New Delhi: The Chinese space lab – Tiangong-1 – has been making headlines since 2016, when scientists at China's CNSA space agency admitted to having lost control of the lab, saying that it would be crash-landing on Earth.
That put an end to months of speculation, as experts watching the path of the station suggested that it had been behaving strangely.
Launched in 2011, Tiangong-1 is the Asian country's first space station that was hailed as a potent political symbol of China’s growing power but is now, expected to crash land in a few weeks, although, scientists have not been able to predict where the 8.5-tonne module will hit.
The US-funded Aerospace Corporation estimates Tiangong-1 will re-enter the atmosphere during the first week of April. The European Space Agency says the module will come down between March 24 and April 19, a Guardian report said.
Aerospace in a statement said that there was "a chance that a small amount of debris" from the module will survive re-entry and hit the Earth.
"If this should happen, any surviving debris would fall within a region that is a few hundred kilometers in size," said Aerospace, a research organization that advises government and private enterprise on space flight.
It warned that the space station might be carrying a highly toxic and corrosive fuel called hydrazine on board.
The statement said the module is expected to re-enter somewhere between 43 degrees north and 43 degrees south latitudes.

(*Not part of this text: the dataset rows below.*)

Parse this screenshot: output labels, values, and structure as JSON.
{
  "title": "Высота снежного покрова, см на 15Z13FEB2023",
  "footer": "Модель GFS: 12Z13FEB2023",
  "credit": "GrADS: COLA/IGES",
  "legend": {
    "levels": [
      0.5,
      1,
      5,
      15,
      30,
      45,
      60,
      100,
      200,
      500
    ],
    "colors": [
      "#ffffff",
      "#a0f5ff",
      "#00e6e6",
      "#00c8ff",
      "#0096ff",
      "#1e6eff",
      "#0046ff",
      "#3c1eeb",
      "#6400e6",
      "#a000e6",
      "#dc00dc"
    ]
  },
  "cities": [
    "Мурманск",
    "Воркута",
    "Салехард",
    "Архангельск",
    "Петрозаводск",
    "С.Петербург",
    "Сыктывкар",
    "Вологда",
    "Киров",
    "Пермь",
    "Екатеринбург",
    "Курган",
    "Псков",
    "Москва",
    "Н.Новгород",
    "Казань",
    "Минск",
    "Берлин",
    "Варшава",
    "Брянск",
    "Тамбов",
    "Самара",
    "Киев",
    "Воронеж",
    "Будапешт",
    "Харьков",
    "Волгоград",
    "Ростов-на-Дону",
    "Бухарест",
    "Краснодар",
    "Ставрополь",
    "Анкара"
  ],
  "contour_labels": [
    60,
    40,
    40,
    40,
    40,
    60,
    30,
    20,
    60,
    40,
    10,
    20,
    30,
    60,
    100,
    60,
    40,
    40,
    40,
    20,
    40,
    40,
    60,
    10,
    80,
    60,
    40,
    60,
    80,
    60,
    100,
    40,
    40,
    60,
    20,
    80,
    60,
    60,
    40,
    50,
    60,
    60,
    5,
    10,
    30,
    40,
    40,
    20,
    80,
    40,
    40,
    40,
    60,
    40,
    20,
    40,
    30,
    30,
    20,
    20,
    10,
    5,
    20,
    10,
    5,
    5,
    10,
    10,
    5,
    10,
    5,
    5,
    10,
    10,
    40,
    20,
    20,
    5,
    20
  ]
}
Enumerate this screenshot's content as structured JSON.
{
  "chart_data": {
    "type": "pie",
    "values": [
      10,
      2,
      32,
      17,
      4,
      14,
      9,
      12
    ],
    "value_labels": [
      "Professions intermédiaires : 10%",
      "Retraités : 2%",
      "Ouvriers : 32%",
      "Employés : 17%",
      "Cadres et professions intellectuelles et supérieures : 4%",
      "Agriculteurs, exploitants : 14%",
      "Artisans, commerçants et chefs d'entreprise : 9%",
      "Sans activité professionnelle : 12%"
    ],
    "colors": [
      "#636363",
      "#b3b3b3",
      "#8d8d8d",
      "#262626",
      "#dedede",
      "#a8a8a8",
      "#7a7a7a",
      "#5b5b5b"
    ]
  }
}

The chances of re-entry were slightly higher in northern China, the Middle East, central Italy, northern Spain and the northern states of the US, New Zealand, Tasmania, parts of South America and southern Africa.
However, Aerospace insisted the chance of debris hitting anyone living in these nations was tiny.
Tiangong was launched by China as part of a plan to show off its position as a global superpower. The country's space agency referred to the station as the "Heavenly Palace" and conducted a range of missions, some of which included astronauts.
It was used for both manned and unmanned missions and visited by China's first female astronaut, Liu Yang, in 2012.
In the past, space junk has fallen within sight of people, and there have even been reports of injuries as well.
In 1991 the Soviet Union's 20-tonne Salyut 7 space station crashed to Earth while still docked to another 20-tonne spacecraft called Cosmos 1686. They broke up over Argentina, scattering debris over the town of Capitan Bermudez.
NASA's 77-tonne Skylab space station came hurtling to Earth in an almost completely uncontrolled descent in 1979, with some large pieces landing outside Perth in Western Australia.